READERSVOICE.COM: The robot pictures you created from sketches by Chris West have good reflections on the metal surfaces. How do you get such realistic light and texture on the metal of these robots?
GRAHAM MURDOCH: Chris West’s sketches are great, so much character in so few marks. Please check out his work over at westernink.co.uk. It was a really enjoyable experience working on these. The lighting and environment reflections come from a single High Dynamic Range image that is virtually wrapped around the scene. HDR images reproduce a greater dynamic range of luminosity than is possible with a standard 8 or 24 bit image. Metals are mostly highly reflective. Their interaction with the environment helps to make them believable. Adding a texture into the roughness channel of the material breaks up the cleaness and produces a more lived-in look.
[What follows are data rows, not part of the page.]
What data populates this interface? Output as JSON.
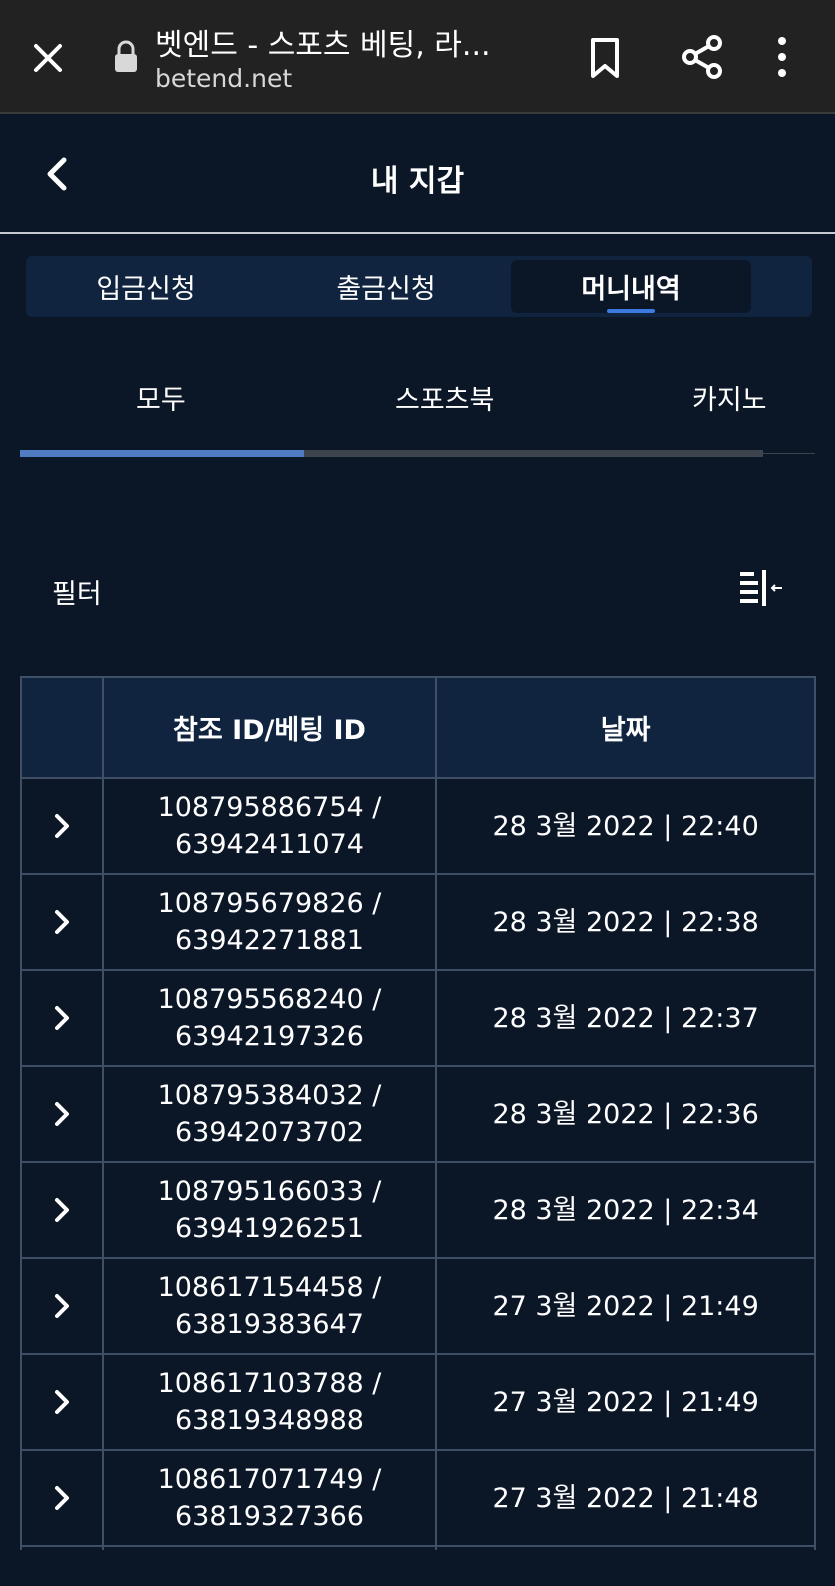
{
  "browser": {
    "title": "벳엔드 - 스포츠 베팅, 라...",
    "url": "betend.net"
  },
  "header": {
    "title": "내 지갑"
  },
  "main_tabs": [
    {
      "label": "입금신청"
    },
    {
      "label": "출금신청"
    },
    {
      "label": "머니내역"
    }
  ],
  "sub_tabs": [
    {
      "label": "모두"
    },
    {
      "label": "스포츠북"
    },
    {
      "label": "카지노"
    }
  ],
  "filter": {
    "label": "필터"
  },
  "table": {
    "headers": {
      "arrow": "",
      "id": "참조 ID/베팅 ID",
      "date": "날짜"
    },
    "rows": [
      {
        "ref": "108795886754 /",
        "bet": "63942411074",
        "date": "28 3월 2022 | 22:40"
      },
      {
        "ref": "108795679826 /",
        "bet": "63942271881",
        "date": "28 3월 2022 | 22:38"
      },
      {
        "ref": "108795568240 /",
        "bet": "63942197326",
        "date": "28 3월 2022 | 22:37"
      },
      {
        "ref": "108795384032 /",
        "bet": "63942073702",
        "date": "28 3월 2022 | 22:36"
      },
      {
        "ref": "108795166033 /",
        "bet": "63941926251",
        "date": "28 3월 2022 | 22:34"
      },
      {
        "ref": "108617154458 /",
        "bet": "63819383647",
        "date": "27 3월 2022 | 21:49"
      },
      {
        "ref": "108617103788 /",
        "bet": "63819348988",
        "date": "27 3월 2022 | 21:49"
      },
      {
        "ref": "108617071749 /",
        "bet": "63819327366",
        "date": "27 3월 2022 | 21:48"
      },
      {
        "ref": "",
        "bet": "",
        "date": ""
      }
    ]
  },
  "colors": {
    "background": "#0b1627",
    "accent": "#3b7be0",
    "header_bg": "#102440"
  }
}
RV: What programs did you use to make the tall building in the Popular Science article?
GM: MODO is my main program for work. I just love doing 3D stuff. It’s a vast playground: modeling, texturing, lighting, scene layout, rigging, animation, simulation. So much to explore.
RV: Just generally, what are the steps involved in making a picture like that?
GM: Research, reference and running with the big wobbly ball, trying not to drop it.
RV: The pill pictures in your illustration Take One of These and See Me In the Morning look very realistic and have a weird glow. What separates a good 3d picture from something that looks real?
GM: The state of the art today makes it very difficult to know what we’re looking at: real world or virtual; in-camera or software generated. My preference is to make work that has an illustrative quality touching on realism, but not trying to reproduce it — simplifying things down a bit; more graphic with some stylisation.